Treeshelters protect young trees from damage due to wind and animals, while providing support for the young trees while they develop adequate root systems. They also enhance the growth rate of seedlings. Although the treeshelters protect seedlings against damage, they still permit sunshine and rain to nourish the seedlings, as well as permitting the application of chemical treatments including fertilizers and pesticides.
U.S. Pat. No. 4,899,486 discloses a conventional treeshelter comprising a twin walled extrusion in a cylindrical form. The patent also discloses that the treeshelter is installed by pounding a separate support stake in the ground, near a newly planted tree (with the risk of damage to the roots of the seedling) and securing the treeshelter to the separate support stake with several ties.
UK Patent application No. 2,212,048A discloses a treeshelter which comprises a separate support stake and a flexible sheet which is formed into a treeshelter shape, i.e., cylindrical, and retained in that shape by collars which include ties for securing the shelter to the support stake.
It is recognized by Potter, Windell and others that the use of these and other conventional multi-component treeshelter systems is very labor intensive and usually involves the use of a sledge hammer or heavy post driver for pounding a separate support stake in the ground. The installation of a treeshelter entails the delivery of the treeshelter components (shelter, separate support stake and ties) to the seedling site, pounding a separate support stake in the ground adjacent the seedling, positioning the shelter over the seedling and connecting the shelter with ties or the like to the separate support stake.

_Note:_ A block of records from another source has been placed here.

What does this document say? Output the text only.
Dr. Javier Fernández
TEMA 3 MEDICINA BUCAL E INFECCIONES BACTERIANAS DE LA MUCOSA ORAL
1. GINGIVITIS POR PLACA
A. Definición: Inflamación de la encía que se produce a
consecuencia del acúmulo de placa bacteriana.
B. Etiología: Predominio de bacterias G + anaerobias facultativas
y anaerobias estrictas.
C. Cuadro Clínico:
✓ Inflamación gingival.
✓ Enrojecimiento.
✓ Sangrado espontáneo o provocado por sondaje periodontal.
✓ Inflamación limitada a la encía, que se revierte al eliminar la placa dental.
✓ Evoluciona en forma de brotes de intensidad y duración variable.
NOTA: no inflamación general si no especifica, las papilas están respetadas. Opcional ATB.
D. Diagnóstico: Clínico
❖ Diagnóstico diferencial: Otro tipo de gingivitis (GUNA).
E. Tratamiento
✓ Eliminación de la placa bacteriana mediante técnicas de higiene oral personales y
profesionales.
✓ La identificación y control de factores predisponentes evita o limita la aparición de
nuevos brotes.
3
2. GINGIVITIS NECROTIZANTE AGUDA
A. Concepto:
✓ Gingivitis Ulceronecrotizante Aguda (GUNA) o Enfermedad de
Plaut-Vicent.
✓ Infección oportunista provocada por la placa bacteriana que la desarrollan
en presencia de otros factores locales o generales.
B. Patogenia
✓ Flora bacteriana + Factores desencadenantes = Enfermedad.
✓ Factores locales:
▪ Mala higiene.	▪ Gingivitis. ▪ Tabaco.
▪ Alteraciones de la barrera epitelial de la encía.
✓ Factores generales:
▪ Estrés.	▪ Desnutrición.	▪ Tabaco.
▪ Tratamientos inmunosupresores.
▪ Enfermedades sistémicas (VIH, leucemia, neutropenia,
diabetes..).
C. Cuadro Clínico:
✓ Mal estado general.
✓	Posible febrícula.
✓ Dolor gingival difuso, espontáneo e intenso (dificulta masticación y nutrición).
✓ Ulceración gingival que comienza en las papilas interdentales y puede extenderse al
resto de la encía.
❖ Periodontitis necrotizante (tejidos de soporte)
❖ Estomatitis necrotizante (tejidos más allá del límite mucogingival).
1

Conventional treeshelter systems are prone to failure in some cases, primarily for reasons involving the conventional, separate support stake. High winds can cause a shelter which is secured to a single, separate support stake to pivot about the stake to the extent that the shelter sheers off a seedling which it was designed to protect. Another failure mode for conventional treeshelters is breakage, usually around a knot, of the separate support stake while it is being pounded into the ground, especially in gravelly or rocky soil. Yet another failure mode involves rotting or degradation of the stake after the treeshelter has been installed. Although the separate support stake can be treated for weather resistance, the chemicals that are used to treat wood contain heavy metals which can leach from the support stake and harm the seedling.
Conventional treeshelters and the separate support stakes are pre-cut to various lengths and this contributes to problems with maintaining inventories of treeshelters and support stakes for various applications.
It is recognized that the growth rate of a seedling in a treeshelter which is taller than the seedling is relatively fast. The growth rate has been observed to decrease, however, when the top of the seedling reaches the top of the treeshelter. Accordingly, it would be advantageous to have a treeshelter system in which the height of a treeshelter could be extended simply and quickly. So far as is known, the height of conventional treeshelters can't be extended. A short conventional treeshelter system can be removed and replaced with a taller one, but that is very cumbersome.